La loi Sherman (1890) qui interdit tout contrat, arrangement ou coalition quelconque «entravant le trafic ou le commerce entre les divers États ou avec les pays étrangers», constitue le fondement de la législation antitrust des États-Unis. Elle prohibe aussi les monopoles ou les tentatives de monopole.

pourquoi d’autres régions du monde ont au contraire connu un retard, voir une stagnation économique.

1.4. Le déclin de l’Amérique latine et de l’empire ottoman

Ainsi, North explique le sous développement de l’Amérique latine face à la richesse des Etats-Unis et du Canada par les contraintes institutionnelles inhérentes au système politique et économique en place. La bureaucratie centralisée de la couronne castillane au XVIème siècle, «orientée pour le seul profit de cette dernière», produit la stagnation dans les anciennes colonies espagnoles; alors que la grande charte de 1215 en Angleterre, premier jalon dans l’établissement des droits de propriété sûrs, et tous les progrès institutionnels jusqu’au triomphe du Parlement en 1689, sont à l’origine du succès économique non seulement de l’Angleterre mais aussi des anciennes colonies anglaises d’Amérique [North, 1990].

Les institutions ont joué également un rôle majeur pour comprendre le déclin du monde islamique.
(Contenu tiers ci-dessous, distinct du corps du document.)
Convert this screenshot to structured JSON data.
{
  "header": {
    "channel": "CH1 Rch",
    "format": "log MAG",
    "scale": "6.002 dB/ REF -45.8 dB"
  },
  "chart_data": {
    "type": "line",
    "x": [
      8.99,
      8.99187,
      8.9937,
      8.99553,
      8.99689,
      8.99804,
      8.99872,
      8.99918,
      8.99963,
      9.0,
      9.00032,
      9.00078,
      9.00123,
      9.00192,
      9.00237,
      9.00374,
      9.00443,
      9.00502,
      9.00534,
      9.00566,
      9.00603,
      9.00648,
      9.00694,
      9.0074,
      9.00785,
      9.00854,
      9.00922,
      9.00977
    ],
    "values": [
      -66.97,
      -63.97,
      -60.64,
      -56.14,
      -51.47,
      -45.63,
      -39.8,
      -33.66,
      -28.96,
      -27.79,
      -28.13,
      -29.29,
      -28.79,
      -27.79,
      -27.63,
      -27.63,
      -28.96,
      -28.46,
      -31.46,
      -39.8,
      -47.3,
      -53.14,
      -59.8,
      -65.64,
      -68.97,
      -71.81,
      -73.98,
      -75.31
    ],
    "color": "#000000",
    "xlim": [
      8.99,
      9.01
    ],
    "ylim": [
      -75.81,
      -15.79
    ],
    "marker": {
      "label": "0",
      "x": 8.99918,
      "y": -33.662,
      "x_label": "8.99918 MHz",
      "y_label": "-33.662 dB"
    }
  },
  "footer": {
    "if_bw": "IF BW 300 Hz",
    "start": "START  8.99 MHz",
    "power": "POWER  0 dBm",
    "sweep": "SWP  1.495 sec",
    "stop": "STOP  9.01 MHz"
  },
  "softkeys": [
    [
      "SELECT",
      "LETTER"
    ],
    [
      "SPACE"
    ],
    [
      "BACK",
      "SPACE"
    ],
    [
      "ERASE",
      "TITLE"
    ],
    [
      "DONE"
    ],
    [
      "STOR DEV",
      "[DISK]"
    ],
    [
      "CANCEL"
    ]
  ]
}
Peu de prescriptions du Coran s’opposent au développement économique : les échanges libres, l’initiative individuelle, les gains privés, tout cela est considéré comme allant de soi, tant par le prophète, qui a été un marchand, que par les écrits saints. Les autorités se limitent à ce que le privé ne peut faire : prendre en charge les monopoles naturels, la direction générale de l’économie, les diverses faillites du marché. L’islam considère que la vie quotidienne de l’homme ne doit pas être déconnectée d’un environnement moral reposant sur des valeurs partagées, et donc que le marché libre ne doit pas être laissé à lui-même, qu’il doit être entouré de règles, des règles non économiques, ce qui tend à rejoindre l’évolution des idées en Occident depuis la crise de 1929.

Toutefois, si le Coran n’est pas hostile à l’activité économique, ses interprétations par les religieux semblent avoir peu à peu défavorisé les innovations. En ce qui concerne, la sécurité des échanges et des biens, ainsi que les relations de confiance avec l’Etat, si nécessaire au développement économique, les pratiques sont également mises en cause. Si on note à une certaine époque un respect des droits de propriété, comparable aux habitudes occidentales, la plupart des auteurs constatent une dégradation progressive, à la différence de l’Europe où ceux-ci tendent à devenir sacro-saints, notamment dans l’Angleterre issue de la révolution parlementaire de 1689. Braudel [1979] décrit l’absence de sécurité et de respect des droits de propriété dans l’Empire ottoman, malgré l’établissement d’une pax turcica, en citant un ambassadeur français du XVIIème siècle : «le Grand Seigneur est au dessus des lois, il fait

mourir sans formalité et souvent sans aucun fondement de justice ses sujets, se saisit de tous leurs biens et en dispose à volonté…Le mal, ou les maux, qui travaillent la Turquie, sont de tous les ordres à la fois : l’Etat n’est plus obéi; ceux qui travaillent pour lui touchent des salaires aux taux anciens, alors que monté le prix de la vie : ils se dédommagent par des dilapidations». La fiscalité enfin reste essentiellement de type prédateur, à la différence de l’Europe où les pratiques de transparence et de régularité s’instaurent peu à peu. «Les capitaux vont pouvoir circuler, favorisant l’investissement et la croissance en Europe, alors qu’ils continuent à se cacher en Orient, par crainte des abus du pourvoir…» [North et Thomas, 1986].